A Yorkshire chief constable whose force faces cuts of almost £100m over four years has described a Government grant to freeze council tax bills as a “short-term sop”.
More than a dozen police authorities across the country, including West and North Yorkshire, have agreed not to raise precepts from April in return for a one-off handout from Ministers.
But the money is available for one year only, and West Yorkshire Chief Constable Sir Norman Bettison has warned that crime-fighting projects funded by the grant could be in jeopardy in 12 months.
Sir Norman said: “West Yorkshire Police Authority has chosen not to resist a £2.7m one-off grant but the problem is that, in the long term, if you spend it on things that are recurring – like people’s wages – you have not just got to find £2.7m next year, you have got to find £5.4m to keep those people employed.
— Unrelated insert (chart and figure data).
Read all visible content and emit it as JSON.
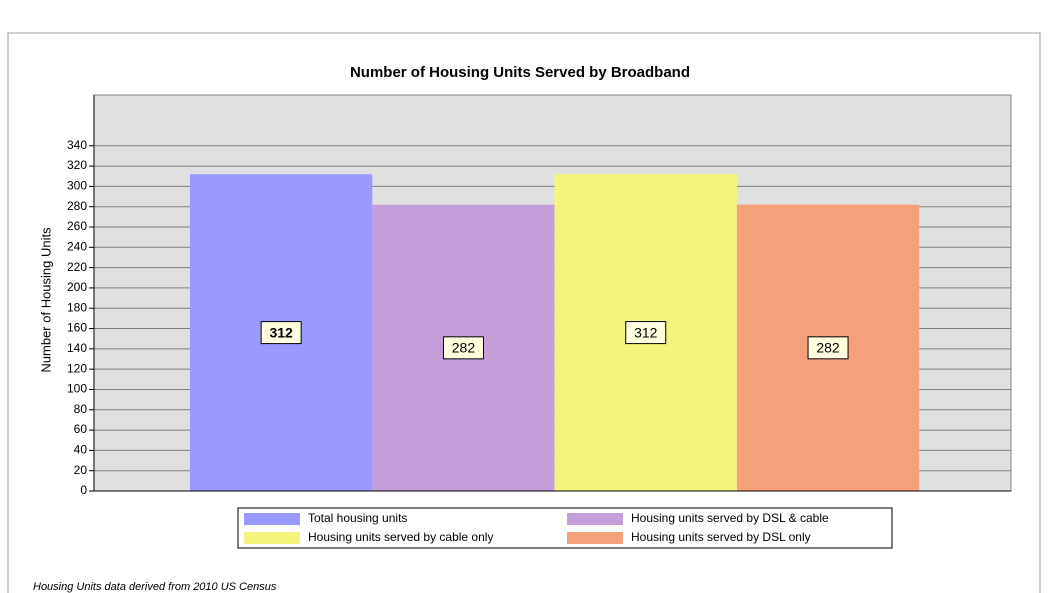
{
  "chart_data": {
    "type": "bar",
    "title": "Number of Housing Units Served by Broadband",
    "y_label": "Number of Housing Units",
    "footnote": "Housing Units data derived from 2010 US Census",
    "categories": [
      null
    ],
    "series": [
      {
        "name": "Total housing units",
        "color": "#9999ff",
        "values": [
          312
        ]
      },
      {
        "name": "Housing units served by DSL & cable",
        "color": "#c39ed8",
        "values": [
          282
        ]
      },
      {
        "name": "Housing units served by cable only",
        "color": "#f4f47c",
        "values": [
          312
        ]
      },
      {
        "name": "Housing units served by DSL only",
        "color": "#f4a07c",
        "values": [
          282
        ]
      }
    ],
    "ylim": [
      0,
      390
    ],
    "yticks": [
      0,
      20,
      40,
      60,
      80,
      100,
      120,
      140,
      160,
      180,
      200,
      220,
      240,
      260,
      280,
      300,
      320,
      340
    ],
    "grid": true
  }
}
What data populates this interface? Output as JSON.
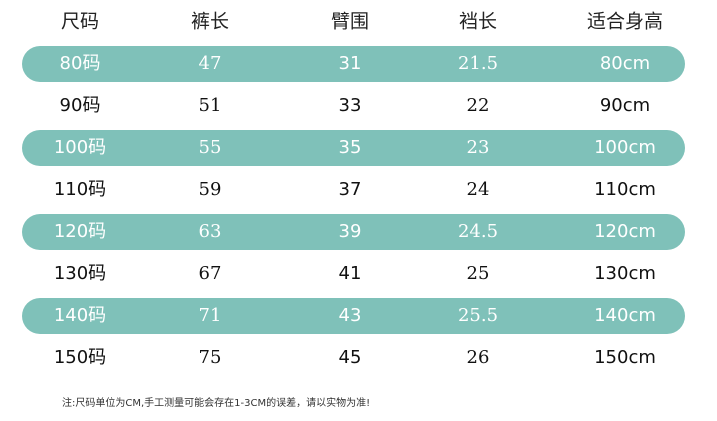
{
  "table": {
    "header": [
      "尺码",
      "裤长",
      "臂围",
      "裆长",
      "适合身高"
    ],
    "rows": [
      [
        "80码",
        "47",
        "31",
        "21.5",
        "80cm"
      ],
      [
        "90码",
        "51",
        "33",
        "22",
        "90cm"
      ],
      [
        "100码",
        "55",
        "35",
        "23",
        "100cm"
      ],
      [
        "110码",
        "59",
        "37",
        "24",
        "110cm"
      ],
      [
        "120码",
        "63",
        "39",
        "24.5",
        "120cm"
      ],
      [
        "130码",
        "67",
        "41",
        "25",
        "130cm"
      ],
      [
        "140码",
        "71",
        "43",
        "25.5",
        "140cm"
      ],
      [
        "150码",
        "75",
        "45",
        "26",
        "150cm"
      ]
    ]
  },
  "note": "注:尺码单位为CM,手工测量可能会存在1-3CM的误差，请以实物为准!"
}
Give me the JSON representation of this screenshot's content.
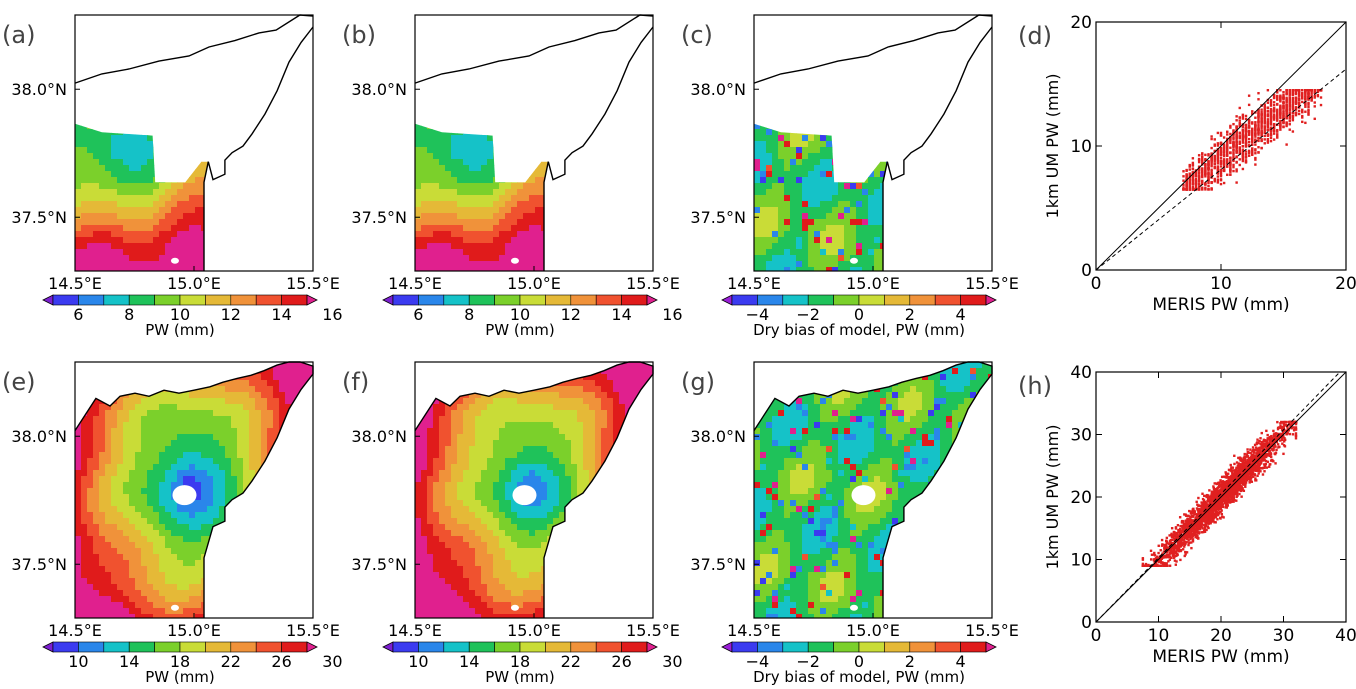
{
  "maps": [
    {
      "id": "a",
      "label": "(a)",
      "kind": "pw_low",
      "colorbar": "cb1",
      "xlab": true
    },
    {
      "id": "b",
      "label": "(b)",
      "kind": "pw_low",
      "colorbar": "cb1",
      "xlab": false
    },
    {
      "id": "c",
      "label": "(c)",
      "kind": "bias_low",
      "colorbar": "cb2",
      "xlab": false
    },
    {
      "id": "e",
      "label": "(e)",
      "kind": "pw_high",
      "colorbar": "cb3",
      "xlab": true
    },
    {
      "id": "f",
      "label": "(f)",
      "kind": "pw_high",
      "colorbar": "cb3",
      "xlab": false
    },
    {
      "id": "g",
      "label": "(g)",
      "kind": "bias_high",
      "colorbar": "cb2",
      "xlab": false
    }
  ],
  "map_axes": {
    "lat_ticks": [
      "38.0°N",
      "37.5°N"
    ],
    "lon_ticks": [
      "14.5°E",
      "15.0°E",
      "15.5°E"
    ]
  },
  "colorbars": {
    "cb1": {
      "ticks": [
        "6",
        "8",
        "10",
        "12",
        "14",
        "16"
      ],
      "label": "PW (mm)",
      "colors": [
        "#7c1fd1",
        "#3b3bf0",
        "#2a86ea",
        "#15c2c8",
        "#1fc25a",
        "#7bd02b",
        "#c9dc37",
        "#e5b937",
        "#f0923a",
        "#f0522f",
        "#e01b1b",
        "#e0208e"
      ]
    },
    "cb2": {
      "ticks": [
        "−4",
        "−2",
        "0",
        "2",
        "4"
      ],
      "label": "Dry bias of model, PW (mm)",
      "colors": [
        "#9a1fd8",
        "#3b3bf0",
        "#2a86ea",
        "#15c2c8",
        "#1fc25a",
        "#7bd02b",
        "#c9dc37",
        "#e5b937",
        "#f0923a",
        "#f0522f",
        "#e01b1b",
        "#e0208e"
      ]
    },
    "cb3": {
      "ticks": [
        "10",
        "14",
        "18",
        "22",
        "26",
        "30"
      ],
      "label": "PW (mm)",
      "colors": [
        "#7c1fd1",
        "#3b3bf0",
        "#2a86ea",
        "#15c2c8",
        "#1fc25a",
        "#7bd02b",
        "#c9dc37",
        "#e5b937",
        "#f0923a",
        "#f0522f",
        "#e01b1b",
        "#e0208e"
      ]
    }
  },
  "chart_data": [
    {
      "panel": "(d)",
      "type": "scatter",
      "xlabel": "MERIS PW (mm)",
      "ylabel": "1km UM PW (mm)",
      "xlim": [
        0,
        20
      ],
      "ylim": [
        0,
        20
      ],
      "xticks": [
        "0",
        "10",
        "20"
      ],
      "yticks": [
        "0",
        "10",
        "20"
      ],
      "point_color": "#e02020",
      "reference_lines": [
        {
          "style": "solid",
          "x": [
            0,
            20
          ],
          "y": [
            0,
            20
          ]
        },
        {
          "style": "dashed",
          "x": [
            0,
            20
          ],
          "y": [
            0,
            16.2
          ]
        }
      ],
      "point_cloud": {
        "x_range": [
          7,
          18
        ],
        "y_range": [
          6.5,
          14.5
        ],
        "fit_slope": 0.81
      }
    },
    {
      "panel": "(h)",
      "type": "scatter",
      "xlabel": "MERIS PW (mm)",
      "ylabel": "1km UM PW (mm)",
      "xlim": [
        0,
        40
      ],
      "ylim": [
        0,
        40
      ],
      "xticks": [
        "0",
        "10",
        "20",
        "30",
        "40"
      ],
      "yticks": [
        "0",
        "10",
        "20",
        "30",
        "40"
      ],
      "point_color": "#e02020",
      "reference_lines": [
        {
          "style": "solid",
          "x": [
            0,
            40
          ],
          "y": [
            0,
            40
          ]
        },
        {
          "style": "dashed",
          "x": [
            0,
            40
          ],
          "y": [
            0,
            41
          ]
        }
      ],
      "point_cloud": {
        "x_range": [
          7.5,
          32
        ],
        "y_range": [
          9,
          32
        ],
        "fit_slope": 1.02
      }
    }
  ]
}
“It feels to us like a short-term sop with real long-term risk to the viability of what we choose to spend it on.”
Sir Norman said the force, which has shed 1,000 staff since June 2010, had made cuts of more than £37m in the last year and would have to find a further £27m by the end of March 2013.
He said the number of local neighbourhood officers and PCSOs had remained the same and other frontline departments had avoided the worst of the cuts.
But he revealed that divisional commanders were being encouraged to share resources where possible and he hinted there would be more emphasis on working with other Yorkshire forces to create regionwide units.
He said support workers had been most affected, and this meant officers were having to spend more time at headquarters or handling paperwork.
South Yorkshire and Humberside police authorities voted to turn down the Government’s grant and instead ask for more from the taxpayer.
Local Government Minister Bob Neill said: “Local residents who have seen their bills more than double since 1997 will be delighted that West Yorkshire Police Authority has taken up the Government’s grant to freeze its share of council tax for another year. Residents deserve a much-needed cost of living break.”